Lebenshilfe fordert 500 neue Wohnplätze für Behinderte

Wartezeiten auf Behindertenwohnungen mit Betreuung sind in OÖ oft dramatisch lang
Bei Wohnraum für Menschen mit Einschränkungen klafft weiter eine Riesenlücke.

„Momentan verwalten wir einen Notstand. Davon müssen wir wegkommen.“ Helga Scheidl, die Präsidentin der großen Sozialhilfeorganisation Lebenshilfe Oberösterreich (LH), kennt wenig Zurückhaltung, wenn es um den Mangel an betreuten Wohneinrichtungen für Behinderte in ihrem Bundesland geht. Menschenunwürdige und dramatische Szenen würden sich tagtäglich in den Einrichtungen der Lebenshilfe und anderer Sozialorganisationen, aber auch bei den Sprechtagen der Politiker abspielen, wenn Angehörige um eine würdige Wohnsituation für ihre Kinder bitten, schildert Scheidl.

Der dramatische Fehlbestand von Behindertenwohnplätzen ist politisches Dauerthema in der oö. Landespolitik. Beim Amtsantritt 2017 hatte Landeshauptmann Thomas Stelzer die Schaffung von 400 neuen Wohnplätzen bis 2021 angekündigt. „Das ist eine spürbare Erleichterung, es bedarf darüber hinaus aber noch weiterer 400 bis 500 Plätze. Das zeigen uns sie Wartelisten“, schildert LH-Vizepräsident und General der oö. Versicherung, Josef Stockinger.

Wartelisten

Lebenshilfe fordert 500 neue Wohnplätze für Behinderte

Bedarf für Behindertenwohnungen ist weiter ungebrochen

Über die Bezirkshauptmannschaften gibt es landesweit derzeit eine Liste mit

3.800 Bewerbungen für Behinderten-Wohnplätze mit unterschiedlicher Dringlichkeit. „Da werden auch schon Kleinkinder und Jugendliche von den Eltern vorsorglich angemeldet“, erklärt LH-Geschäftsführer Gerhard Scheinast. Wirklich dramatisch sei die Situation aber in zahlreichen Familien, wo die inzwischen alt gewordenen Eltern ihre behinderten Kinder seit Jahrzehnten betreuen, und sich nun um deren Zukunft sorgen. „Wir erleben erstmals das Phänomen, dass diese Kinder ins Pensionsalter kommen“, erklärt Stockinger.

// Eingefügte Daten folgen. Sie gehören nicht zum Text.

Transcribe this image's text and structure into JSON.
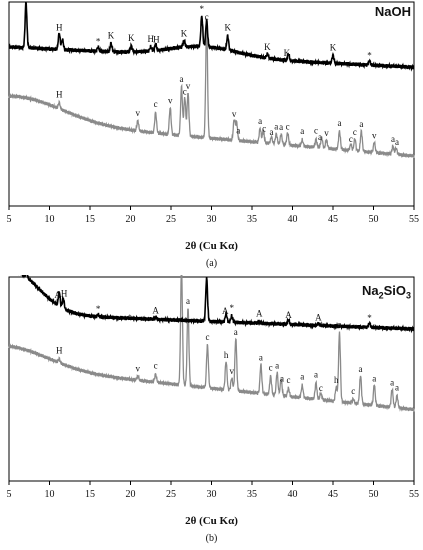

Ziel dürfe es aber nicht sein, Menschen mit Einschränkungen erst im Alter ein eigenständiges Leben

in betreuten Wohnanlagen anzubieten, „das sollten wir ihnen schon in jüngeren Jahren ermöglichen“, fordert Präsidentin Scheidl. Ein Hauptgrund für das Defizit an derartigen Spezialwohnungen sei, dass in Jahren 2009 bis 2015 keine einzige öffentliche Behindertenwohnung errichtet worden sei.

Aktuell gibt in OÖ rund 1.500 solcher Wohnungen, die restlos ausgebucht sind. Ziel müsse es sein, 2.500 zu bekommen, sagen die LH-Verantwortlichen. Klar sei aber auch, dass dem Land dadurch nicht nur hohe Kosten für die Errichtung, sondern auch für das Betreuungspersonal entstehen. Stockinger: „Diese Budgets und auch das Personal gibt es derzeit nicht“.